Digibind ve DigiFab olarak piyasada antidot bulunur ve birbirinin eşdeğeri olarak kabul edilir. Her bir vial Digibind’de 38 mg, DigiFab’da ise 40 mg Fab fragmanı bulunur. Her ikisi de vial başına 0.5 mg digoksin bağlar. Hastayı tedaviye başlamadan önce resüsitasyonun mümkün olduğu bir ortamda monitorize edin. Gerekli dozu hesaplayıp 100 ml %0.9 salin ile dilüe edin ve 30 dakika içerisinde verin. Hesaplanan doz bir ampulün 0.5 mg digoksin bağlayacağını varsayın.
Vakanın seyri
Bu vakamız sonlandı demek isterdim ama tam sonucu bilmiyorum. Kartal Eğitim ve Araştırma hastanesinden 112 aracılığı ile hastaya 5 ampul Digifab getirildi. Hastaya ilacın yan etkileri olan alerji, hipokalemi veya disritmi gibi durumlar nöbetçi ekip tarafından basit ve açık olarak anlatılmaya çalışıldı. Onam almak bu tedavilerde bir süreç olarak gerekli. Ancak hasta ve yakınları tedavi ret tutanağı imzalayarak ve kendi doktoruna başvuracağını da belirterek acil servisi terk etti.

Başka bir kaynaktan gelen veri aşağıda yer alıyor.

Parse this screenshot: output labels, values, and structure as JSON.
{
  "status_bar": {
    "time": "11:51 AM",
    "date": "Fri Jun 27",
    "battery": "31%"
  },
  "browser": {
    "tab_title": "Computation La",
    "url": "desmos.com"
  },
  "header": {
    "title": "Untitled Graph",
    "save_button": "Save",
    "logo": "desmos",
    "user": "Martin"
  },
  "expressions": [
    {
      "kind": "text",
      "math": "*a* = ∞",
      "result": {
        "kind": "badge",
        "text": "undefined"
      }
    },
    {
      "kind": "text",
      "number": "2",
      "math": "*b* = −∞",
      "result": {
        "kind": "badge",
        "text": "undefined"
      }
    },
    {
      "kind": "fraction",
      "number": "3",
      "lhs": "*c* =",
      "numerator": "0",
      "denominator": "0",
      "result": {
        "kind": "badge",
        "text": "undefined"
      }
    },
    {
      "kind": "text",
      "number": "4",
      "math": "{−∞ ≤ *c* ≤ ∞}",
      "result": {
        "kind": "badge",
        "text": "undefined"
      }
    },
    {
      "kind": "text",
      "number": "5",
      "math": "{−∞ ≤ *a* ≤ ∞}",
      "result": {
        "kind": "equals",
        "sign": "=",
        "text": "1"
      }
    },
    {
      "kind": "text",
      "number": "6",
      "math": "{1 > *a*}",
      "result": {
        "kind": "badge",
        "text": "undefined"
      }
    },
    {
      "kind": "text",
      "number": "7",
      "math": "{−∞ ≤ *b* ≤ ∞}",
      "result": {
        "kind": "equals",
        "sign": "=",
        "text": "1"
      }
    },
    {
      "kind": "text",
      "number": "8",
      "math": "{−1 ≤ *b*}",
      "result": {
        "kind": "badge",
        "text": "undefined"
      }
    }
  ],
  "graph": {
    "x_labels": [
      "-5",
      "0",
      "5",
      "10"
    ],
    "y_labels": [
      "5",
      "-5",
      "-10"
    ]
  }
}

Normal şartlar altında bu hastaların taburcu olması için tedaviden sonra serum digoksin düzeyinin düşmesi, gastrointestinal, nörolojik ve hemodinamik olarak stabil olması gerekir. Tedaviden sonra 6 saatlik de gözlem gerekir. Hasta nakil edildikten sonra aldığı tedaviyi ve nodal ritmin normale dönüp dönmediğini bilmiyoruz. Biz bu hasta için sistemden antidot çektiğimiz için sonraki tedavide tekrar nasıl bir tedavi planlandığını da göremiyoruz.
Son söz
Aslında Digoksin zehirlenmesi tanı ve tedavide zor bir vaka değil ancak bizim bu hastamız zor bir vaka idi.